The primary feeling one gets from Space Amoeba is fatigue. Never before had Honda's direction been so slack and trite as it is here; he even indulges in that laziest trick of late-'60s and early-'70s cinema, the crash zoom. Screenwriter Ogawa Ei, writing his only daikaiju eiga, relies upon the blandest possible protagonists in the most nondescript of settings (anything interesting to be done with a South Pacific setting for a monster film had been spent by the end of Ebirah, Horror of the Deep, four years prior).Only Obata has any kind of interesting arc, though the actors certainly try their very best to put some energy and fun into the proceedings. They are given absolutely nothing to work with: that the film represents the third Toho film in a half decade to rely on "alien mind control of daikaiju" is entirely emblematic of the level of creativity on display. Even Ifukube Akira, whose scores could usually be relied upon for some measure of mood-setting and energy, is strictly on autopilot here.

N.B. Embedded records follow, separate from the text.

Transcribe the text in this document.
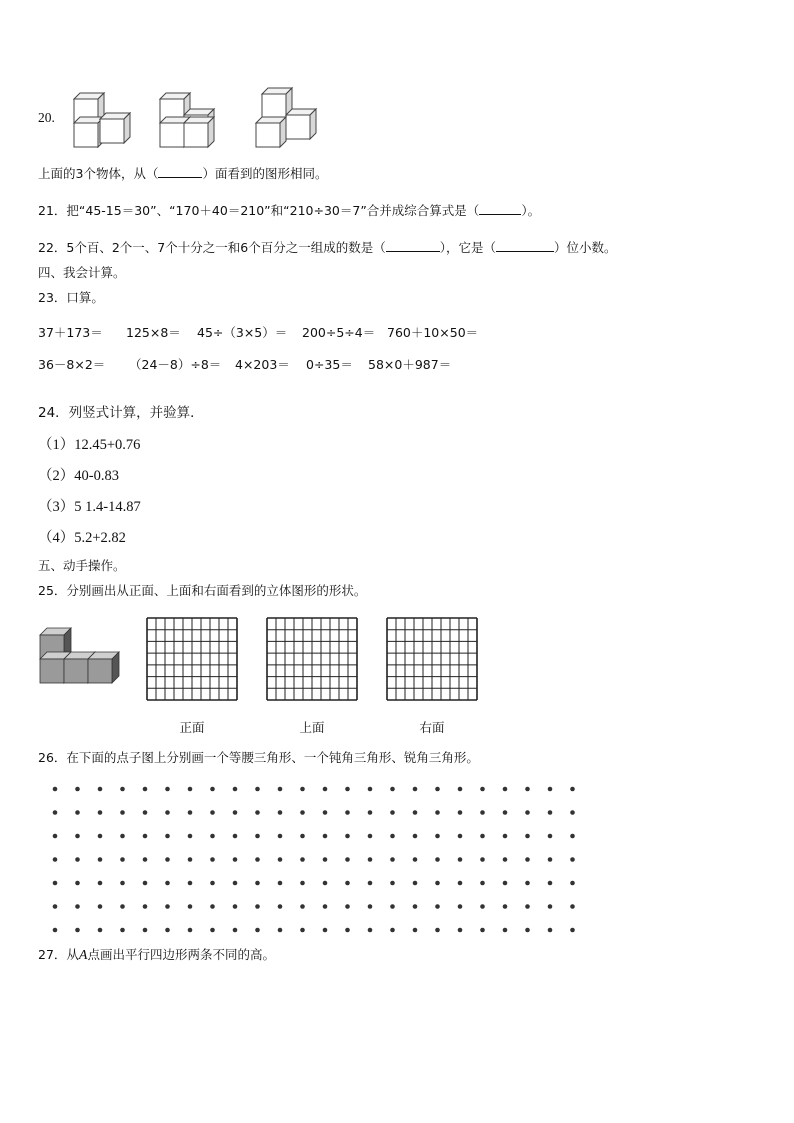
20.
上面的3个物体，从（	）面看到的图形相同。
21．把“45-15＝30”、“170＋40＝210”和“210÷30＝7”合并成综合算式是（	）。
22．5个百、2个一、7个十分之一和6个百分之一组成的数是（	），它是（	）位小数。
四、我会计算。
23．口算。
37＋173＝ 125×8＝ 45÷（3×5）＝ 200÷5÷4＝ 760＋10×50＝
36－8×2＝ （24－8）÷8＝ 4×203＝ 0÷35＝ 58×0＋987＝
24．列竖式计算，并验算．
（1）12.45+0.76
（2）40-0.83
（3）5 1.4-14.87
（4）5.2+2.82
五、动手操作。
25．分别画出从正面、上面和右面看到的立体图形的形状。
正面	上面	右面
26．在下面的点子图上分别画一个等腰三角形、一个钝角三角形、锐角三角形。
27．从A点画出平行四边形两条不同的高。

Still, the overall experience is rather more fascinatingly weird than dispiritingly tired, and that owes almost everything to the three big monsters (or four - there are two Ganimes, but they're played by the same suit), created by the luckless Arikawa Sadamasa, who was absolutely never going to be a great replacement for Tsuburaya, but did his level best at working with fewer resources to create something distinctive, if not entirely great. Certainly, Gezora is one of the most vividly suit-ish suits Toho ever put onscreen, its mass of shaky tentacles failing entirely to hide Nakajima Haruo's legs (there are two of what I can only describe as tentacle boots coming straight down from the creature), and the whole thing looking very much like a plush toy. But damned if it isn't eye-catching, and thoroughly unlike anything you're apt to have seen anywhere else. Ganimes is a far more effective giant crustacean than Ebirah ever dreamed of being, and Kamoebas - ah, now Kamoebas is a monster! A vicious, reptilian at the end of a freakishly phallic head, covered in spikes, he's genuinely threatening in a way that no new kaiju had been since King Ghidorah, though it must be confessed that the shape of the suit made it inflexible to a degree that the big action moments have to be implied rather than shown.
Memorable kaiju across the board, then, if not for exclusively positive reasons. It helps the film out considerably, therefore, that they're so present, occupying a surprisingly huge percentage of the running time. Perhaps this is because Honda recognised that nothing else in the film was terribly interesting, and there needed to be something to keep it moving; certainly the monsters are only a distraction from the thin characters and arbitrary plotting, and not a real fix. Still, better a kaiju film with great monsters and lousy everything else than one with lousy monsters on top of nothing else being very interesting, as the previous year's All Monsters Attack teaches us; Space Amoeba is a pretty limp, banal affair overall, but when it works, it's pretty energetic fun at the most basic level of the genre. And it works considerably more often than its overall tepid construction seems like it should permit.